Beni Emmenegger

Beni Emmenegger

Mein Studium am IKF

Beni Emmenegger hat im Frühjahr 2020 am IKF den MBA Strategisches Management & Leadership abgeschlossen.

 

IKF: Wieso haben Sie sich für ein Studium am IKF entschieden? 
Beni Emmenegger: Mein berufliche Werdegang nach dem Hochschulstudium war geprägt durch "Learning by doing" und durch "On the job trainings". Die Aufgaben und Herausforderungen, die im Verlauf der beruflichen Tätigkeit gemacht wurden, führten zu einer Reifung des Fachwissens. Tief im Inneren hat sich jedoch in mir der Wunsch nach einem "Weiterbildungsschub" entwickelt. Dies hatte zwei wesentliche Gründe. Zum einen wollte ich einen Nachweis erlangen für die Tätigkeiten, welche ich schon seit geraumer Zeit ausführte. Weiter ist durch die Tätigkeit als Projektleiter und als Reaktion auf die steigenden Herausforderungen der Wunsch entstanden, mich bezüglich Persönlichkeitsentwicklung weiterzubilden.
 
IKF: Wie können Sie das Wissen und die Kompetenzen, die Sie am IKF im Rahmen dieses Studiums entwickelt haben, für sich nutzen?
Beni Emmenegger: Durch die verschiedenen CAS durften viele wertvolle Methoden und Modelle erlernt werden, welche mich in der täglichen Arbeit unterstützen. Hervorzuheben sind natürlich auch die positiven Inputs von den Mitstudierenden. So haben während der Studienzeit und auch noch jetzt viele informelle Diskussionen über Arbeitssituationen stattgefunden. Diese interdisziplinäre «Aussensicht» habe ich für eine Vielzahl von Themen als sehr bereichernd wahrgenommen.

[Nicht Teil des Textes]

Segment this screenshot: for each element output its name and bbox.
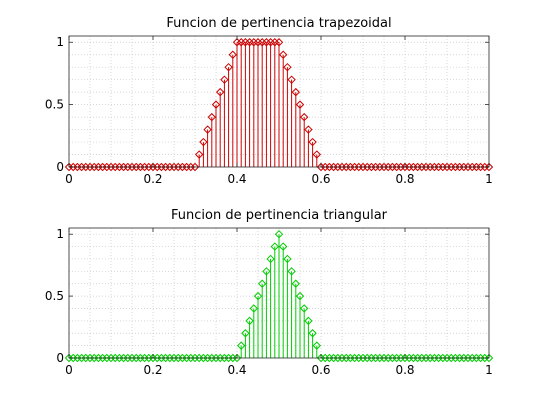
trap-x-tick-label: 0.4 bbox=[227, 172, 246, 186]
trap-x-tick-label: 0.2 bbox=[143, 172, 162, 186]
trap-stem-marker bbox=[190, 162, 200, 172]
trap-stem-marker bbox=[224, 62, 233, 72]
tri-stem-marker bbox=[295, 291, 305, 301]
trap-stem-marker bbox=[291, 87, 301, 97]
trap-stem-marker bbox=[194, 150, 204, 159]
tri-stem-marker bbox=[274, 229, 284, 239]
tri-stem-marker bbox=[278, 242, 288, 251]
trap-x-tick-label: 0.6 bbox=[311, 172, 330, 186]
tri-stem-marker bbox=[236, 341, 246, 350]
tri-stem-marker bbox=[262, 267, 271, 276]
tri-stem-marker bbox=[270, 242, 280, 251]
tri-stem-marker bbox=[291, 279, 301, 288]
trap-x-tick-label: 1 bbox=[485, 172, 493, 186]
trap-stem-marker bbox=[215, 87, 225, 97]
trap-stem-marker bbox=[299, 112, 309, 122]
tri-stem-marker bbox=[253, 291, 263, 301]
tri-axes-box bbox=[68, 227, 490, 359]
tri-stem-marker bbox=[312, 341, 322, 350]
trap-axes-box bbox=[68, 35, 490, 168]
trap-stem-marker bbox=[207, 112, 217, 122]
tri-chart: Funcion de pertinencia triangular 0 0.2 0.4… bbox=[45, 208, 494, 377]
trap-stem-marker bbox=[283, 62, 292, 72]
trap-stem-marker bbox=[287, 75, 296, 84]
trap-x-tick-label: 0 bbox=[65, 172, 73, 186]
tri-stem-marker bbox=[232, 353, 242, 363]
tri-x-tick-label: 1 bbox=[485, 363, 493, 377]
trap-y-tick-label: 1 bbox=[56, 35, 64, 49]
trap-stem-marker bbox=[220, 75, 229, 84]
tri-x-tick-label: 0.4 bbox=[227, 363, 246, 377]
tri-x-tick-label: 0.6 bbox=[311, 363, 330, 377]
tri-stem-marker bbox=[249, 304, 259, 313]
tri-stem-marker bbox=[245, 316, 254, 326]
tri-stem-marker bbox=[266, 254, 275, 264]
tri-stem-marker bbox=[299, 304, 309, 313]
trap-chart: Funcion de pertinencia trapezoidal 0 0.2 0.… bbox=[45, 16, 494, 186]
tri-y-tick-label: 0 bbox=[56, 351, 64, 365]
trap-stem-marker bbox=[312, 150, 322, 159]
tri-y-tick-label: 0.5 bbox=[45, 289, 64, 303]
tri-x-tick-label: 0 bbox=[65, 363, 73, 377]
trap-stem-marker bbox=[295, 100, 305, 109]
tri-y-tick-label: 1 bbox=[56, 227, 64, 241]
trap-stem-marker bbox=[274, 38, 284, 47]
tri-stem-marker bbox=[304, 316, 313, 326]
trap-stem-marker bbox=[484, 162, 494, 172]
trap-chart-title: Funcion de pertinencia trapezoidal bbox=[166, 16, 391, 31]
tri-stem-marker bbox=[283, 254, 292, 264]
trap-stem-marker bbox=[199, 137, 208, 147]
trap-stem-marker bbox=[308, 137, 317, 147]
tri-stem-marker bbox=[308, 329, 317, 338]
tri-stem-marker bbox=[287, 267, 296, 276]
trap-stem-marker bbox=[203, 125, 212, 134]
trap-y-tick-label: 0 bbox=[56, 160, 64, 174]
tri-x-tick-label: 0.8 bbox=[395, 363, 414, 377]
trap-x-tick-label: 0.8 bbox=[395, 172, 414, 186]
trap-stem-marker bbox=[304, 125, 313, 134]
tri-stem-marker bbox=[484, 353, 494, 363]
trap-stem-marker bbox=[228, 50, 238, 59]
tri-chart-title: Funcion de pertinencia triangular bbox=[171, 208, 388, 223]
trap-stem-marker bbox=[278, 50, 288, 59]
trap-stem-marker bbox=[211, 100, 221, 109]
trap-y-tick-label: 0.5 bbox=[45, 98, 64, 112]
tri-x-tick-label: 0.2 bbox=[143, 363, 162, 377]
tri-stem-marker bbox=[257, 279, 267, 288]
tri-stem-marker bbox=[241, 329, 250, 338]
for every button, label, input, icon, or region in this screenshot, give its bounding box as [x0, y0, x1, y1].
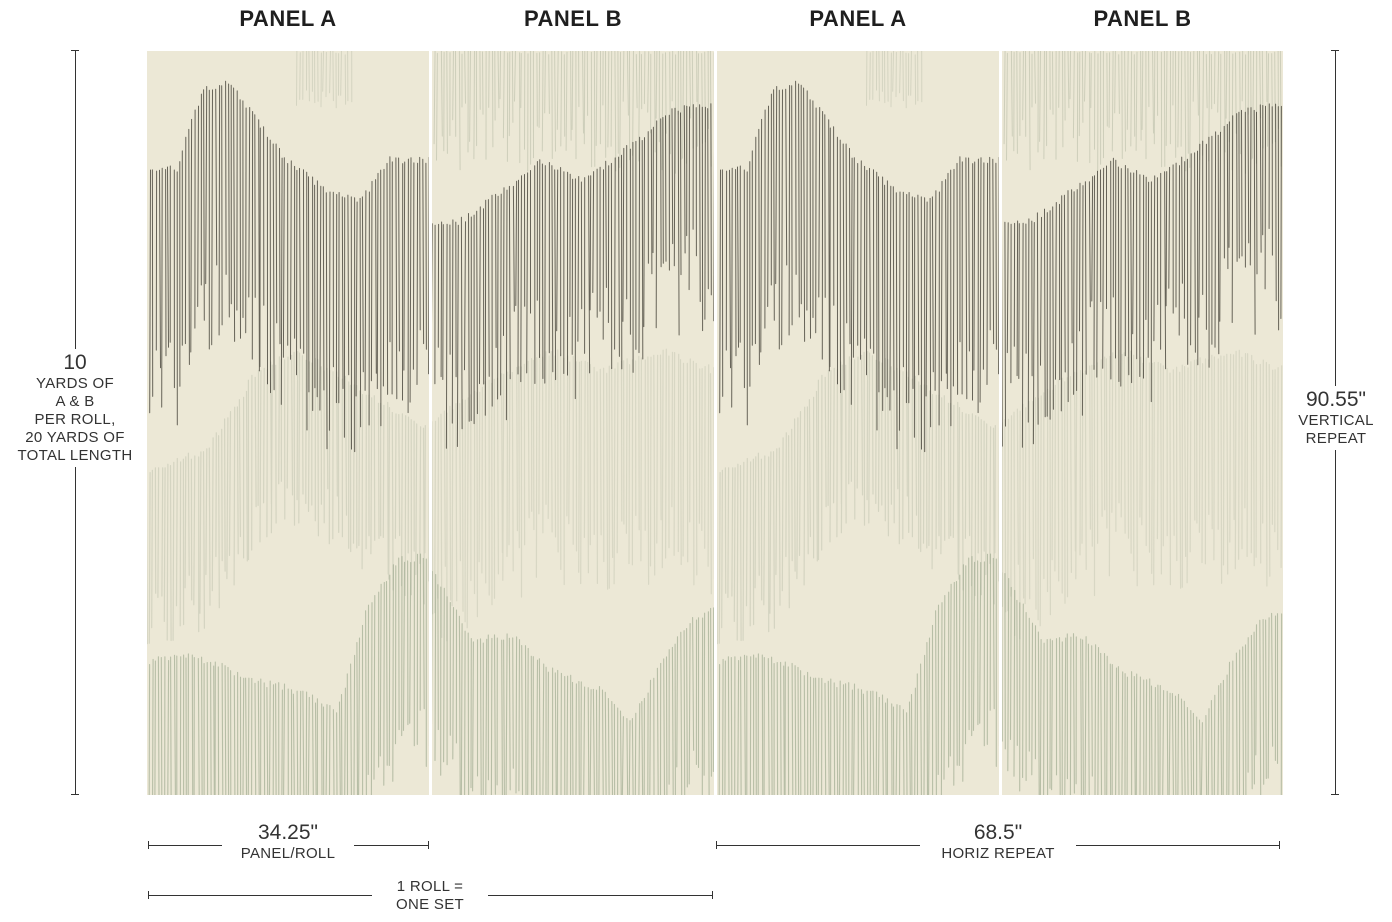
horiz-repeat-text: HORIZ REPEAT	[941, 845, 1055, 862]
stroke-layer-2	[1002, 349, 1283, 640]
wallpaper-panel-1	[147, 51, 429, 795]
stroke-layer-3	[717, 80, 999, 453]
horiz-repeat-label: 68.5" HORIZ REPEAT	[920, 821, 1076, 863]
wallpaper-panel-3	[717, 51, 999, 795]
stroke-layer-1	[1003, 51, 1282, 174]
stroke-layer-4	[718, 553, 999, 795]
panel-title-4: PANEL B	[1093, 6, 1192, 31]
stroke-layer-3	[1002, 103, 1282, 448]
panel-width-text: PANEL/ROLL	[240, 845, 336, 862]
vertical-repeat-line-2: REPEAT	[1305, 430, 1367, 447]
stroke-layer-2	[717, 351, 999, 645]
stroke-layer-1	[433, 51, 714, 174]
stroke-layer-4	[1002, 572, 1283, 795]
vertical-repeat-line-1: VERTICAL	[1298, 412, 1374, 429]
length-line-3: PER ROLL,	[34, 411, 116, 428]
stroke-layer-4	[148, 553, 429, 795]
vertical-repeat-value: 90.55"	[1305, 388, 1366, 411]
length-value: 10	[63, 351, 87, 374]
roll-set-line-1: 1 ROLL =	[396, 878, 464, 895]
stroke-layer-2	[147, 351, 429, 645]
length-label: 10 YARDS OF A & B PER ROLL, 20 YARDS OF …	[4, 349, 146, 467]
wallpaper-panel-2	[432, 51, 714, 795]
panel-artwork	[147, 51, 429, 795]
length-line-1: YARDS OF	[36, 375, 114, 392]
roll-set-label: 1 ROLL = ONE SET	[372, 878, 488, 914]
panel-title-3: PANEL A	[809, 6, 907, 31]
panel-width-value: 34.25"	[257, 821, 318, 844]
roll-set-line-2: ONE SET	[396, 896, 464, 913]
panel-artwork	[717, 51, 999, 795]
length-line-2: A & B	[55, 393, 95, 410]
panel-title-2: PANEL B	[523, 6, 623, 31]
panel-artwork	[1002, 51, 1283, 795]
stroke-layer-3	[147, 80, 429, 453]
length-line-4: 20 YARDS OF	[25, 429, 125, 446]
length-line-5: TOTAL LENGTH	[17, 447, 133, 464]
panel-width-label: 34.25" PANEL/ROLL	[222, 821, 354, 863]
horiz-repeat-value: 68.5"	[973, 821, 1023, 844]
stroke-layer-1	[866, 51, 923, 109]
panel-title-1: PANEL A	[239, 6, 337, 31]
stroke-layer-2	[432, 348, 714, 642]
panel-artwork	[432, 51, 714, 795]
stroke-layer-4	[432, 571, 714, 795]
wallpaper-panel-4	[1002, 51, 1283, 795]
vertical-repeat-label: 90.55" VERTICAL REPEAT	[1286, 386, 1386, 450]
stroke-layer-1	[296, 51, 353, 109]
stroke-layer-3	[432, 103, 714, 449]
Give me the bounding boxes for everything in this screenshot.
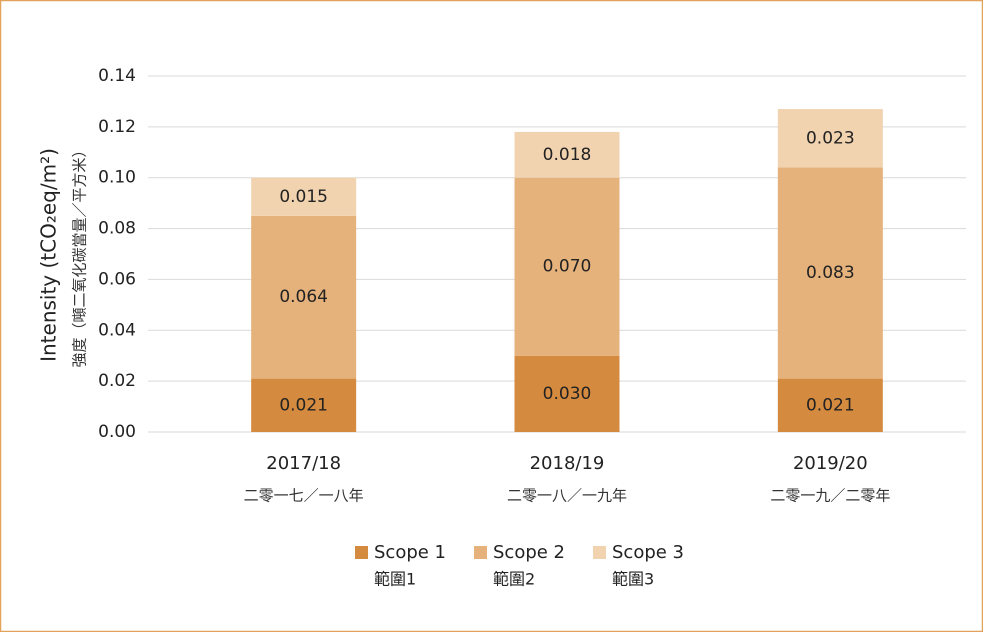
legend-swatch [474,546,487,559]
legend-label: Scope 1 [374,542,446,563]
x-tick-label-zh: 二零一八／一九年 [507,487,627,505]
data-label: 0.030 [543,384,592,404]
bar-segment [777,378,883,432]
data-label: 0.064 [279,287,328,307]
legend-swatch [355,546,368,559]
data-label: 0.015 [279,187,328,207]
x-tick-label: 2018/19 [530,453,605,474]
y-tick-label: 0.06 [98,269,136,289]
bar-segment [251,215,357,379]
y-tick-label: 0.08 [98,219,136,239]
x-tick-label-zh: 二零一七／一八年 [244,487,364,505]
y-tick-label: 0.10 [98,168,136,188]
bar-segment [777,167,883,379]
legend-label-zh: 範圍1 [374,570,416,589]
bar-segment [514,131,620,178]
bar-segment [251,378,357,432]
data-label: 0.083 [806,263,855,283]
y-tick-label: 0.04 [98,320,136,340]
x-tick-label-zh: 二零一九／二零年 [770,487,890,505]
data-label: 0.018 [543,145,592,165]
data-label: 0.070 [543,257,592,277]
legend-swatch [593,546,606,559]
data-label: 0.021 [806,395,855,415]
legend-label: Scope 3 [612,542,684,563]
y-tick-label: 0.12 [98,117,136,137]
y-axis-label-zh: 強度（噸二氧化碳當量／平方米） [71,142,89,367]
legend-label: Scope 2 [493,542,565,563]
data-label: 0.023 [806,128,855,148]
y-tick-label: 0.00 [98,422,136,442]
y-axis-label: Intensity (tCO₂eq/m²) [37,148,61,362]
bar-segment [514,177,620,356]
legend-label-zh: 範圍3 [612,570,654,589]
y-tick-label: 0.14 [98,66,136,86]
legend-label-zh: 範圍2 [493,570,535,589]
bar-segment [777,109,883,168]
bar-segment [514,355,620,432]
x-tick-label: 2017/18 [266,453,341,474]
data-label: 0.021 [279,395,328,415]
bar-segment [251,177,357,216]
y-tick-label: 0.02 [98,371,136,391]
x-tick-label: 2019/20 [793,453,868,474]
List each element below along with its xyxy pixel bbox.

IKF: Hat sich Ihre berufliche Laufbahn durch Ihr Studium am IKF verändert? Wenn ja: wie? 
Beni Emmenegger: Beruflich bin ich vom Projektleiter weg in eine Linienfunktion als Team Leiter gewechselt. Ich hatte mich noch während dem Studium für diese Stelle beworben und bin froh, dass ich diesen Wechsel nun machen konnte. Diese Veränderung wurde nicht spezifisch durch das Studium am IKF getrieben. Doch hat mich das Studium auf jeden Fall auf meine aktuelle Funktion vorbereitet.
 
IKF: Was hat Ihnen das Studium am IKF bis jetzt gebracht? 
Beni Emmenegger: Das Studium hat mich persönlich und fachlich weitergebracht. Ich denke, ich kann mit Herausforderungen der agilen und digitalen Welt besser umgehen. Zudem bin ich relaxter in stressigen Situationen und ich denke, dass ich den Überblick besser behalten kann. Kommunikativ fühle ich mich sicherer. Mein Auftreten wurde an einem spezifischen Kurstag genau reflektiert. Das ist nicht nur mir in Erinnerung geblieben.
 
IKF: Wie wollen Sie das Studium zukünftig einsetzten? 
Beni Emmenegger: Vieles aus dem Studium kann ich in meiner täglichen Arbeit einsetzten. Für die Zukunft habe ich mir vorgenommen, auch der strategischen Seite vermehrt ein Augenmerk zu widmen. Dabei gilt es, nicht im «daily buiness» unterzugehen, sondern den Kopf oberhalb der Wasserlinie zu behalten. Doch als erstes gilt es nun meine Führungserfahrung weiter auszubauen.
 
IKF: Was hat Ihnen am Studium am IKF besonders gefallen? 
Beni Emmenegger: Das bewusste Fördern der persönlichen Stärken durch die Studienleitung hat mich besonders angesprochen. So ganz nebenbei hat dies auch zu einer ganzheitlichen Entwicklung beigetragen. Ein zentraler Teil der jeweiligen CAS sind die Dozenten. Die habe ich bildlich gesprochen als Farbtupfer wahrgenommen. Jeder Dozent bringt seine eigenen Erfahrungsschätze mit in die Klasse. Auch sind die Persönlichkeiten total unterschiedlich. Genau dieser Mix ist interessant. Die Zusammenarbeit und der Austausch der Studenten aus ganz verschiedenen Fachrichtungen waren sehr bereichernd. Es treffen sich Banker mit Kulturschaffenden, Ingenieure mit Theologen.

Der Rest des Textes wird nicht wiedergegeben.